President Trump has also threatened to get rid of Powell if he doesn’t do what he asks. It’s worth noting that Powell’s term is over in 13 months, and at that point, Trump can replace Powell with few questions asked.

On Thursday, the last scheduled significant news announcement was made regarding unemployment claims data. Over the last seven days, there were 215,000 requests for benefits compared to an expected 225,000 requests.

The S&P 500 closed at 5,282, which represents a gain of about three points over the past five trading days. The index hit a high of 5,443 on Monday morning before reversing and heading back toward last Friday’s low of 5,224. On Wednesday, the market made its low of the week at roughly that same number before reversing and gaining ground into Thursday’s close.
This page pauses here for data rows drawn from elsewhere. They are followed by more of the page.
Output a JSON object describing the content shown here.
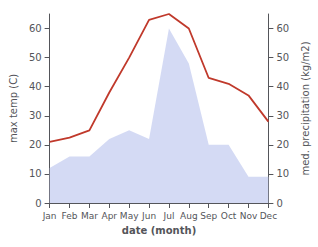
{
  "chart_data": {
    "type": "line",
    "categories": [
      "Jan",
      "Feb",
      "Mar",
      "Apr",
      "May",
      "Jun",
      "Jul",
      "Aug",
      "Sep",
      "Oct",
      "Nov",
      "Dec"
    ],
    "series": [
      {
        "type": "area",
        "color": "#c5cdf0",
        "values": [
          12,
          16,
          16,
          22,
          25,
          22,
          60,
          48,
          20,
          20,
          9,
          9
        ]
      },
      {
        "type": "line",
        "color": "#c0392b",
        "values": [
          21,
          22.5,
          25,
          38,
          50,
          63,
          65,
          60,
          43,
          41,
          37,
          28
        ]
      }
    ],
    "xlabel": "date (month)",
    "ylabel": "max temp (C)",
    "y2label": "med. precipitation (kg/m2)",
    "ylim": [
      0,
      65
    ],
    "yticks": [
      0,
      10,
      20,
      30,
      40,
      50,
      60
    ],
    "y2lim": [
      0,
      65
    ],
    "y2ticks": [
      0,
      10,
      20,
      30,
      40,
      50,
      60
    ],
    "grid": false
  }
}
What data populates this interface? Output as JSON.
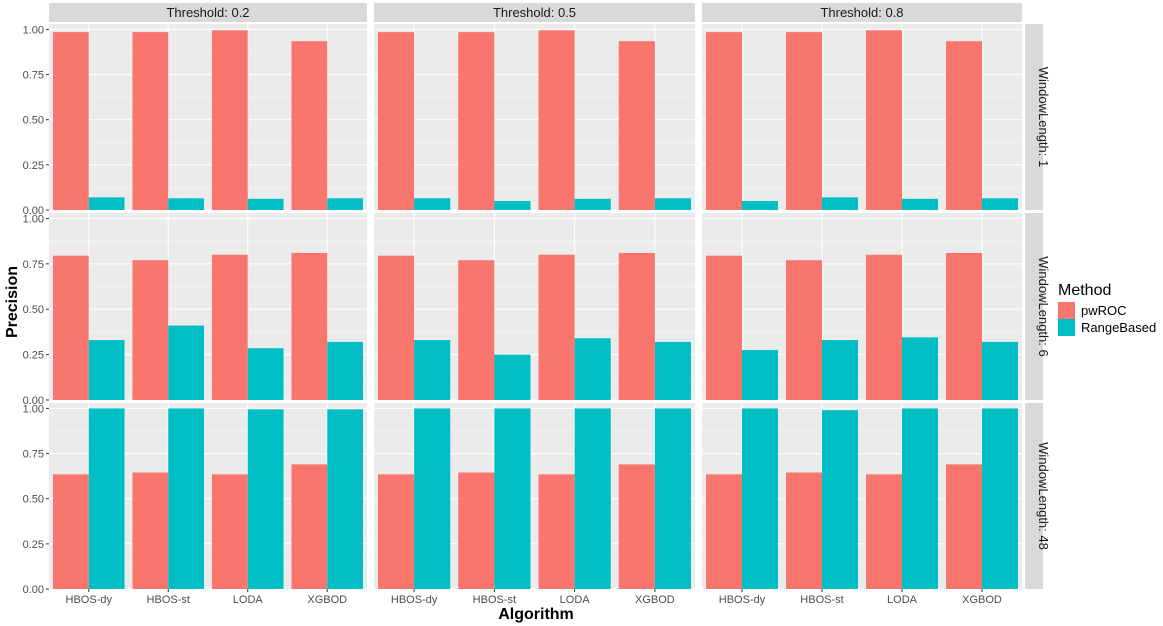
{
  "chart_data": {
    "type": "bar",
    "facet_columns": {
      "name": "Threshold",
      "labels": [
        "Threshold: 0.2",
        "Threshold: 0.5",
        "Threshold: 0.8"
      ]
    },
    "facet_rows": {
      "name": "WindowLength",
      "labels": [
        "WindowLength: 1",
        "WindowLength: 6",
        "WindowLength: 48"
      ]
    },
    "categories": [
      "HBOS-dy",
      "HBOS-st",
      "LODA",
      "XGBOD"
    ],
    "xlabel": "Algorithm",
    "ylabel": "Precision",
    "ylim": [
      0,
      1.03
    ],
    "yticks": [
      "0.00",
      "0.25",
      "0.50",
      "0.75",
      "1.00"
    ],
    "legend": {
      "title": "Method",
      "position": "right",
      "entries": [
        {
          "name": "pwROC",
          "color": "#F8766D"
        },
        {
          "name": "RangeBased",
          "color": "#00BFC4"
        }
      ]
    },
    "panels": [
      [
        {
          "pwROC": [
            0.985,
            0.985,
            0.995,
            0.935
          ],
          "RangeBased": [
            0.07,
            0.065,
            0.062,
            0.065
          ]
        },
        {
          "pwROC": [
            0.985,
            0.985,
            0.995,
            0.935
          ],
          "RangeBased": [
            0.065,
            0.05,
            0.062,
            0.065
          ]
        },
        {
          "pwROC": [
            0.985,
            0.985,
            0.995,
            0.935
          ],
          "RangeBased": [
            0.05,
            0.07,
            0.062,
            0.065
          ]
        }
      ],
      [
        {
          "pwROC": [
            0.795,
            0.77,
            0.8,
            0.81
          ],
          "RangeBased": [
            0.33,
            0.41,
            0.285,
            0.32
          ]
        },
        {
          "pwROC": [
            0.795,
            0.77,
            0.8,
            0.81
          ],
          "RangeBased": [
            0.33,
            0.25,
            0.34,
            0.32
          ]
        },
        {
          "pwROC": [
            0.795,
            0.77,
            0.8,
            0.81
          ],
          "RangeBased": [
            0.275,
            0.33,
            0.345,
            0.32
          ]
        }
      ],
      [
        {
          "pwROC": [
            0.635,
            0.645,
            0.635,
            0.69
          ],
          "RangeBased": [
            1.0,
            1.0,
            0.995,
            0.995
          ]
        },
        {
          "pwROC": [
            0.635,
            0.645,
            0.635,
            0.69
          ],
          "RangeBased": [
            1.0,
            1.0,
            1.0,
            1.0
          ]
        },
        {
          "pwROC": [
            0.635,
            0.645,
            0.635,
            0.69
          ],
          "RangeBased": [
            1.0,
            0.99,
            1.0,
            1.0
          ]
        }
      ]
    ]
  }
}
The Dow finished about 377 points lower for the week to close at 39,142. Like the S&P, the Dow made a high of the week on Monday but made its low of the week on Thursday. The Monday high was 40,746 while the Thursday morning low was 39,040.

Finally, the Nasdaq followed the other two indexes by making its high of the week on Monday morning. After peaking at 17,001, the index reversed and made a low of 16,106 on Wednesday afternoon. On Thursday, the index closed at 16,286, which represents a drop of 1.12 percent over the last five trading days.

There were a number of important news announcements from outside the United States that might be of interest to American investors. Canada announced on Tuesday that its monthly inflation reading came in at .3 percent while the median CPI came in at 2.9 percent. On Wednesday, the Bank of Canada (BOC) announced that the country’s key interest rate would remain at 2.75 percent.

On Wednesday night, Australia announced that its unemployment rate dropped to 4.1 percent over the past month. Finally, the European Central Bank (ECB) announced that the main refinancing rate would fall from 2.65 percent to 2.4 percent.

The upcoming week should be another consequential one as the Flash Manufacturing PMI and Flash Services PMI are set to be released on Wednesday. Unemployment claims data is scheduled to be released Thursday while the University of Michigan will release consumer sentiment and inflation expectation figures.